Comment étudier la Russie sans accès au pays ?
Février 2022, la Russie envahit l’Ukraine. L’évènement entraine une situation inédite pour les universitaires français qui travaillent sur la Russie. Riva Evstifeeva, ingénieure numérique pour le projet ArtAtWar à la Faculté des langues, décide de s’intéresser à la parole de ces chercheuses et chercheurs à travers un podcast de 10 épisodes intitulé « Études russes sans Russie », diffusé à l’automne 2025.
Accès fermé au pays, aux bibliothèques, à la population, rupture des coopérations institutionnelles… la guerre entre la Russie et l’Ukraine oblige les chercheurs travaillant sur la Russie à trouver de nouveau moyens pour l’étudier.
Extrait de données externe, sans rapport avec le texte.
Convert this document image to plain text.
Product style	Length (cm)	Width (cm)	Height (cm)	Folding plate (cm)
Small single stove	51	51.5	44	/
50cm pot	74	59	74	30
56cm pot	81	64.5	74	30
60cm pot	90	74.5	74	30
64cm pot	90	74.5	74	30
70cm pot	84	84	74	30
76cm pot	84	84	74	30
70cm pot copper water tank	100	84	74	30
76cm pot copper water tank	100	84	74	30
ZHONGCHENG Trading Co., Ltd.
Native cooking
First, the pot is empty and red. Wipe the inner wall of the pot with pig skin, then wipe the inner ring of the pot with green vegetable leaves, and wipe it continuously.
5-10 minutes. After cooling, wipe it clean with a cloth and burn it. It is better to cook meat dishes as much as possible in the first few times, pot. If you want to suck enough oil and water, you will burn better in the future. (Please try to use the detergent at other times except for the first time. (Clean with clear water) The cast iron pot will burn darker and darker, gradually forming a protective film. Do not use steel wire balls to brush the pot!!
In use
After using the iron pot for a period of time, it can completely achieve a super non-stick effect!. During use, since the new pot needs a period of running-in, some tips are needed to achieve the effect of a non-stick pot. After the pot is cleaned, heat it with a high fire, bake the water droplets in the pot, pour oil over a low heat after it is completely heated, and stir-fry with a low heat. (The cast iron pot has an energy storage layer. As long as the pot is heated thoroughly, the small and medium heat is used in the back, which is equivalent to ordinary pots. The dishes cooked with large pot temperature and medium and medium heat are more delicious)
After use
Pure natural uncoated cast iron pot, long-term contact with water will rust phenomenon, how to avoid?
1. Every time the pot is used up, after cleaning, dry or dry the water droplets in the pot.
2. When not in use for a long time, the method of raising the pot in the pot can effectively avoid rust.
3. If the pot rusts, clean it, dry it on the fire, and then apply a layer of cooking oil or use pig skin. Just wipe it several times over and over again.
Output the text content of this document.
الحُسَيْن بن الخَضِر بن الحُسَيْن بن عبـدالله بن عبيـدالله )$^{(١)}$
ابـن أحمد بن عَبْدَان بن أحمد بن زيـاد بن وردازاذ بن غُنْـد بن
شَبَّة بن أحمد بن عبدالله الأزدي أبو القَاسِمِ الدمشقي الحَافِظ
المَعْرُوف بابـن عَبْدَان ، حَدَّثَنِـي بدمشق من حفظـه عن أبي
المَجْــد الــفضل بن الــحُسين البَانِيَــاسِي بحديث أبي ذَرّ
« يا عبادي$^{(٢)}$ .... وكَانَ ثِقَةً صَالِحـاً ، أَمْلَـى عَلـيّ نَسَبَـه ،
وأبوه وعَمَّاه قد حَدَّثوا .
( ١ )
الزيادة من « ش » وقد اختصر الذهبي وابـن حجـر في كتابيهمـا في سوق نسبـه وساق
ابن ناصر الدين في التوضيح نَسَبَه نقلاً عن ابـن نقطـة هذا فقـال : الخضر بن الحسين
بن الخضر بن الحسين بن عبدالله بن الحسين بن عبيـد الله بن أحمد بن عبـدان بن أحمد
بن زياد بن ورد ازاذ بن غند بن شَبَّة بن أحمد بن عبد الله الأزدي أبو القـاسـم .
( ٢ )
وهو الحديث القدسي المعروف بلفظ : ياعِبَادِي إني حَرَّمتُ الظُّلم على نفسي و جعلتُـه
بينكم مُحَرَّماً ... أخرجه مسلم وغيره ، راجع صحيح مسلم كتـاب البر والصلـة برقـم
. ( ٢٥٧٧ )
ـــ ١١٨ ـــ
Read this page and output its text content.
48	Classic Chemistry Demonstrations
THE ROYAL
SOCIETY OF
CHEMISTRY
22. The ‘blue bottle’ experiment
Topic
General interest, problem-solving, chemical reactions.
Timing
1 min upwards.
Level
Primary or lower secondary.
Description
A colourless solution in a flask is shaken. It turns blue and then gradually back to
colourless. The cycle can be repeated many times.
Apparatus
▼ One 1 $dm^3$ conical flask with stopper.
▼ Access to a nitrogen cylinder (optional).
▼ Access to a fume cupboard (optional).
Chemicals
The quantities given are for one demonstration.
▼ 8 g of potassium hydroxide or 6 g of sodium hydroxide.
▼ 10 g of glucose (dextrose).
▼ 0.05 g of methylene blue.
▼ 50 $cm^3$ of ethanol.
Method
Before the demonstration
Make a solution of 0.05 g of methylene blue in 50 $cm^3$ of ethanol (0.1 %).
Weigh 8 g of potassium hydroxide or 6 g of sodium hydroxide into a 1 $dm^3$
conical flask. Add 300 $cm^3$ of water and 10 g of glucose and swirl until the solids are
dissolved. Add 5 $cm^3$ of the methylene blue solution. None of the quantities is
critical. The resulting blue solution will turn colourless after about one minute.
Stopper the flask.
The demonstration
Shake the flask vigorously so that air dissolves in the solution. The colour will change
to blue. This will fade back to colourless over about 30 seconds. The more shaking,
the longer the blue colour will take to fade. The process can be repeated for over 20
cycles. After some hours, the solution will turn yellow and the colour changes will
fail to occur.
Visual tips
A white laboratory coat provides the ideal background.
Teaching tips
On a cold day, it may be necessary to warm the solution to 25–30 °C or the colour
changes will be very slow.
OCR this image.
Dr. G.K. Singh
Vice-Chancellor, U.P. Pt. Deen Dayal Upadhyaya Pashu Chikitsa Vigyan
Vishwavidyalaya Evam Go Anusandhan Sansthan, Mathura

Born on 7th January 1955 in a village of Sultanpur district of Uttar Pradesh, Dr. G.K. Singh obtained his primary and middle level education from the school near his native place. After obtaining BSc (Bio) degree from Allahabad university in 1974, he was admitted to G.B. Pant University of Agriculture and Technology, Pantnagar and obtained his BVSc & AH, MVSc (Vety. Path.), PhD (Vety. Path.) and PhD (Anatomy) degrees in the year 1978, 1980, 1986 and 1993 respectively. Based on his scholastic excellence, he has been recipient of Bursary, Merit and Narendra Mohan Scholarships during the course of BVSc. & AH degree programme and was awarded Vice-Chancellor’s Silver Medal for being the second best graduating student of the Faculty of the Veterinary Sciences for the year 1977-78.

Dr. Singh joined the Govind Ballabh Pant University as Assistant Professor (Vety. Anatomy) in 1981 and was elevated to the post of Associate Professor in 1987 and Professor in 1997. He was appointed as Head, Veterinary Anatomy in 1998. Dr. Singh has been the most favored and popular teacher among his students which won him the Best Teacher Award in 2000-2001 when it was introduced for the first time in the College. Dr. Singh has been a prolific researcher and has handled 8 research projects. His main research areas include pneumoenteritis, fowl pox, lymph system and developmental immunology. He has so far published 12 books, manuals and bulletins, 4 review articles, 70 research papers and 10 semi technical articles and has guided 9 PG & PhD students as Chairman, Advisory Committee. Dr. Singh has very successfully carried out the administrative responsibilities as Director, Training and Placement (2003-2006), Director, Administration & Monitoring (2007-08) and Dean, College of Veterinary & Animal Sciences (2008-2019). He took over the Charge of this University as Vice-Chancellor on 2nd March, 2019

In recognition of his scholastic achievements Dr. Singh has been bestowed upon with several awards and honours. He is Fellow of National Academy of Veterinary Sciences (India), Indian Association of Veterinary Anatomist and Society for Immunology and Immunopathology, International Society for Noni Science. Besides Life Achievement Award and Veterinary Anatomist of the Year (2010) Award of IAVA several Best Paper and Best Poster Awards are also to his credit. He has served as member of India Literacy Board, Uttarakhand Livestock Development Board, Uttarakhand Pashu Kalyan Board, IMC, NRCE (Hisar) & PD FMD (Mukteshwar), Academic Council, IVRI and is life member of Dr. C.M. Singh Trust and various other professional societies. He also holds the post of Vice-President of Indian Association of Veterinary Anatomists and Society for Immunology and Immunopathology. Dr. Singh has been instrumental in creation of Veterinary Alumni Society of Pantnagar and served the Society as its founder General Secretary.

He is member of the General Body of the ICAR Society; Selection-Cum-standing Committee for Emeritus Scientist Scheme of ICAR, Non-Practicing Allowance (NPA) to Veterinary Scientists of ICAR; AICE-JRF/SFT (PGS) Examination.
J’avais envie de soutenir ces chercheurs, de créer un échange d’expérience
, raconte Riva Evstifeeva, elle-même Russe exilée depuis 2007, et membre de l’Institut indépendant de philosophie, une association russophone qui soutient son projet.
Micro à la main, elle part dès le printemps 2024 à la rencontre de chercheurs parisiens qu’elle interviewe dans leur bureau, chez eux ou même chez elle. Riva Evstifeeva en ressort dix épisodes, neuf interviews et un épisode bonus où deux chercheurs dialoguent, montés par un ingénieur du son.
Le choc de 2022
J’ai choisi uniquement des chercheurs français sans attaches familiales avec la Russie, dont les travaux portent sur l’histoire, la culture, la société et la politique russes
, rapporte la jeune femme surprise par la réserve, la retenue et parfois même la méfiance de ses interlocuteurs. Dans le podcast, ils racontent leurs trajectoires personnelles, comment ils se sont lancés dans les études russes, comment ils vivent ce détachement complet.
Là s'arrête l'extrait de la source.